Now is law department survey season. In my prior post, GCs Now Do Less Law, I reported on the Altman Weil survey of Chief Legal Officers. Here, I report highlights of two other recent surveys:

 

A connection between the two is contract management. After discussing both surveys, I offer closing thoughts about contract management.

Law Department Operations Survey Highlights

Law Department Innovation is Limited. David Cambria opens the survey with a nice introduction. He is the Global Director of Operations of the Law, Compliance and Government Relations department of Archer Daniels Midland Co. and the Chair of the Law Department Operations Survey Board of Advisors. He observes that law department managers complain about law firms not innovating yet notes they themselves do not do so:

 “those in positions of authority, like LDO managers, actually fail to value innovations properly.”

Too many in law departments, he says, stick with old ways and incremental changes. Cambria confirms my long-held view that the GC bark is far worse than the bite.

GCs Can Do Less Law. Cambria points out that only $7B of of $275B (2.5%) of legal spend is for bet-the-company matters. Yet, he says, many GCs act as if the percent were far higher. That supports my Do Less Law theme: if clients and firms realized the real stakes, they would budget less and do less on many matters.

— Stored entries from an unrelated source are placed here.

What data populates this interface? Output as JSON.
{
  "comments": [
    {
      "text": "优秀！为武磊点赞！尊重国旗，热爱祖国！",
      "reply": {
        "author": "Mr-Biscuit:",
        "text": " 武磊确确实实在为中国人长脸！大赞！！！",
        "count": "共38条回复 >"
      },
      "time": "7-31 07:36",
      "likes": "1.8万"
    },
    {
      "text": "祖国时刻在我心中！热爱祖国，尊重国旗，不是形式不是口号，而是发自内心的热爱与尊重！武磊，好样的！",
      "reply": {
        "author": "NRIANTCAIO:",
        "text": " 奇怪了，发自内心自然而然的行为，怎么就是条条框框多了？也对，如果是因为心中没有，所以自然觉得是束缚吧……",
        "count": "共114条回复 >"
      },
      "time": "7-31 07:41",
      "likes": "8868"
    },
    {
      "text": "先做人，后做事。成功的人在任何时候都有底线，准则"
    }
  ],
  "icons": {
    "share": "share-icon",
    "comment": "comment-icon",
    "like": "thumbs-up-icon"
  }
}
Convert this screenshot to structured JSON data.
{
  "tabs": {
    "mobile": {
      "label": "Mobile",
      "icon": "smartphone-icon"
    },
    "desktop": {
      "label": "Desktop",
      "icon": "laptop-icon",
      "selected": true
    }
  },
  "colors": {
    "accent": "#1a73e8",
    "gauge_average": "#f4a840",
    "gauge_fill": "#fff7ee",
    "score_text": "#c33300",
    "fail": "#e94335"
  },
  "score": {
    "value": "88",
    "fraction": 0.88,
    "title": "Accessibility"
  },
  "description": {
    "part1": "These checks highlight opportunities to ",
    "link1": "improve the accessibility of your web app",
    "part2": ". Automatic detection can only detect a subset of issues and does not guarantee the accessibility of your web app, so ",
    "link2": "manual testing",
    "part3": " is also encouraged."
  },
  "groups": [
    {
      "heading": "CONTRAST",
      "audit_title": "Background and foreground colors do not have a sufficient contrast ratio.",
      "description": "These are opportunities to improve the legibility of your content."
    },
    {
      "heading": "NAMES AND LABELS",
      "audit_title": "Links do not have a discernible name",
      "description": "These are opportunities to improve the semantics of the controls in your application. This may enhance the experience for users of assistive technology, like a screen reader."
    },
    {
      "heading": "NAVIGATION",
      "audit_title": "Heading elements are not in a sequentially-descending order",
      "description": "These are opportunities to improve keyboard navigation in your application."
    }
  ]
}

More Metrics But Perhaps the Wrong Ones. More than half (56%) of  law departments have a formal metrics or reporting program. How the others operate, I do not know. Of those with metrics, only 43% – that’s 24% of the total – track the total cost of outcomes. What am I missing that GCs fail to track fines, judgments, penalties, and settlements? These may total far more than legal fees. Wouldn’t managing total cost make much more sense?

Interest in Legal Process Outsourcing (LPO) Up. Answering “would you consider using offshore [LPO]”, 39% said yes, up from 21% last year. LPOs started about 15 years ago and seemed a rage 5 years ago. I cannot explain the sudden spike? Other surveys show LPOs growing 30% annually but with a still small market share. I am not persuaded the results here augur faster growth.

Use of Technology. Asked about the effectiveness of several types of technology, respondents answered:

Law department trends survey - tech effectiveness
2015 LDO Survey (Blickstein Group) – Tech Effectiveness

I was struck by the low rating for contract management. The report discusses contract management but does not explain why it scores lower. This is a good segue way to the Apttus survey, which offers a deeper dive into contract management….

GC Tech Report – Contract Management Survey (Apttus)

The Apttus survey finds that the “fastest growing [tech] trend in legal departments” are cloud-based solutions at 41%, automation at 33%, and analytics at 26%.

My interpretation of its more detailed contract management findings is that law departments have much room to improve. Here are some of key findings:

  • Playbook Use is Limited. Contract play books can streamline operations, reduce risk, and achieve consistency. That only 23% of law departments have them is a surprise. More shocking: 54% are hard copy binders. So only about 10% have digitally accessible play books. I wonder how many actually pull the binders off shelves.
  • Contract Automation is Limited. Only 40% use a contract automation tool. Such software has been available over a dozen years. The survey offers reasons for the low uptake: 25% are not interested, 29% are interested but “not sure where to begin”, and 46% are interested but lack resources, budget, or personnel.
  • Manual Methods Take a Toll. The biggest contract-management pain point is time lost on admin tasks at 65%. Furthermore, 21% do not know where contracts are stored and 35% don’t know how many active contracts they have. The ability to report is also limited:

Apttus Contract Survey - Analytics - Nov 2015

Closing Thoughts – The Contract Management Opportunity

Perhaps the LDO survey finding of low effectiveness of contract management speaks more to failure to use than to the technology itself. The low uptake may be a result of dispersed contract process ownership. The Apttus survey finds that contract management is a business function among 33% of respondents, legal among 46%, and Not Sure among 21%. Perhaps if ownership lay clearly in one function, more would happen.

I wonder whether investing more in contract management would pay off for companies. Consider a comment by Jason Smith, Senior Director and Legal Counsel at Apttus, in the survey:

“More than 80% of a business’ transactions are tied to a contract – and these critical documents outline who is paying you, what amount they’re paying you, how long they’ll be paying you, penalties for agreement violations, compliance risk – the list goes on.”

That observation strikes me as key. Try a thought experiment: increase legal spend by 5%, all focused on better contract management. What would happen? Would companies save money by enforcing contractual rights? Earn more by collecting more from customers? Avoid costly disputes? Increase licensing revenue or decrease licensing fees? If yes, isn’t this a great way to create the value GCs crave?

I cannot answer but given the central role contracts play in corporate life, spending a bit more to manage them better seems, if nothing else, a good test to run.